Question
How do I fix this Reg ex so that it matches hyphenated words where the final segment ends in a consonant other than the letter m
I want to match all cases where a hyphenated string (which could be made up of one or multiple hyphenated segments) ends in a consonant that is not the letter m.
In other words, it needs to match strings such as: 'crack-l', 'crac-ken', 'cr-ca-cr-cr' etc. but not 'crack' (not hyphenated), 'br-oom' (ends in m), br -oo (last segment ends in vowel) or cr-ca-cr-ca (last segment ends in vowel).

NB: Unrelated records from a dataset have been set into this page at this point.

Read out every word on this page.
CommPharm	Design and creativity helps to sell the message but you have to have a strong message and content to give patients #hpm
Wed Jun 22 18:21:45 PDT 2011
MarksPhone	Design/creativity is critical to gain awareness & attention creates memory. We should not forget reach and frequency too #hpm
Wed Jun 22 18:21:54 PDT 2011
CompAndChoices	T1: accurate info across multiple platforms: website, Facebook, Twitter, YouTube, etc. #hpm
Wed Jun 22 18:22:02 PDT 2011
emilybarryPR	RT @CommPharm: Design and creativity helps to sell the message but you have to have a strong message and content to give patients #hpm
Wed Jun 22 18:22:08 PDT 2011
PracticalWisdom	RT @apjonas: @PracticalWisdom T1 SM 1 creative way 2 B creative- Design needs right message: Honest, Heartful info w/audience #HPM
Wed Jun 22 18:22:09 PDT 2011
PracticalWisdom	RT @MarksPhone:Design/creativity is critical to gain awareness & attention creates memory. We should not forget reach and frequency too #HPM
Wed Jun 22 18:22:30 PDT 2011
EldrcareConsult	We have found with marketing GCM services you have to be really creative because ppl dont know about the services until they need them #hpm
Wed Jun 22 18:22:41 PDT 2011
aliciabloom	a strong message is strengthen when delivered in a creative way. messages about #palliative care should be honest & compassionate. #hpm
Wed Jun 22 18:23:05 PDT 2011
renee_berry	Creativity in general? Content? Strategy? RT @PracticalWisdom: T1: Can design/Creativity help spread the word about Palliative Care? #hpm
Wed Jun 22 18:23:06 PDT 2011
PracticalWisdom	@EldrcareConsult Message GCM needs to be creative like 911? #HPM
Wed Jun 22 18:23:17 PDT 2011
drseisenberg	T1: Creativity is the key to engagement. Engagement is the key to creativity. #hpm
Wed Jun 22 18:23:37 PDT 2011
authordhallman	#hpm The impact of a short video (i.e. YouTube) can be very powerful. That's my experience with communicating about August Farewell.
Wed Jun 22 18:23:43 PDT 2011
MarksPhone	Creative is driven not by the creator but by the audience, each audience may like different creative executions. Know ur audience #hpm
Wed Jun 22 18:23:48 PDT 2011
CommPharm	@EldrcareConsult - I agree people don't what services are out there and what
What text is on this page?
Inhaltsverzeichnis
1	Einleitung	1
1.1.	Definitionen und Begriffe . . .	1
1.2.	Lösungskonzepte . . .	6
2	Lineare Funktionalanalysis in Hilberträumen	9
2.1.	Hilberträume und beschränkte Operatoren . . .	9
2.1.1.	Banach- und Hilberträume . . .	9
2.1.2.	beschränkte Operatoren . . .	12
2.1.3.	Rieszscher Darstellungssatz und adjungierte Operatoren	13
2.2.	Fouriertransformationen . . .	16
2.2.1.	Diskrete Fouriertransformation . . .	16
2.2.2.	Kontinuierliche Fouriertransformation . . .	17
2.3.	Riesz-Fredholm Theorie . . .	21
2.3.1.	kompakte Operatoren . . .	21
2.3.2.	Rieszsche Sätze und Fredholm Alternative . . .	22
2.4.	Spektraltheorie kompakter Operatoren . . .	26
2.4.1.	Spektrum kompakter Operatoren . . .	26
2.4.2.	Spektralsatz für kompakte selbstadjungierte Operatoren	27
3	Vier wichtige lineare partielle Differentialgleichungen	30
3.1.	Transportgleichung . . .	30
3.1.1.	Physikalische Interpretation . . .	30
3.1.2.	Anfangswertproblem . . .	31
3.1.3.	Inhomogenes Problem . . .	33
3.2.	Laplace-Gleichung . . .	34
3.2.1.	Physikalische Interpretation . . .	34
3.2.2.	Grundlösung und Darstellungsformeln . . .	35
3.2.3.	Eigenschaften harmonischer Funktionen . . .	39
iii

It is mostly successful except for cases where there is more than one hyphen, then it will return part of the string such as 'cr-ca-cr' instead of the whole string which should be 'cr-ca-cr-ca'.
Here is the code I have tried with example data:
import re
dummy_data = """
broom
br-oom
br-oo
crack
crack-l
crac-ken
crack-ed
cr-ca-cr-ca
cr-ca-cr-cr
cr-ca-cr-cr-cr
"""
pattern = r'\b(?:\w+-)+\w*[bcdfghjklnpqrstvwxyz](?<!m)\b'
final_consonant_hyphenated = [
m.group(0)
for m in re.finditer(pattern, dummy_data, flags=re.IGNORECASE)
]
print(final_consonant_hyphenated)`
expected output:
['crack-l', 'crac-ken', 'crack-ed', 'cr-ca-cr-cr', 'cr-ca-cr-cr-cr']
current output:
['crack-l', 'crac-ken', 'crack-ed', **'cr-ca-cr'**, 'cr-ca-cr-cr', 'cr-ca-cr-cr-cr']
(bold string is an incorrect match as it's part of the cr-ca-cr-ca
string where the final segment ends in a vowel not a consonant).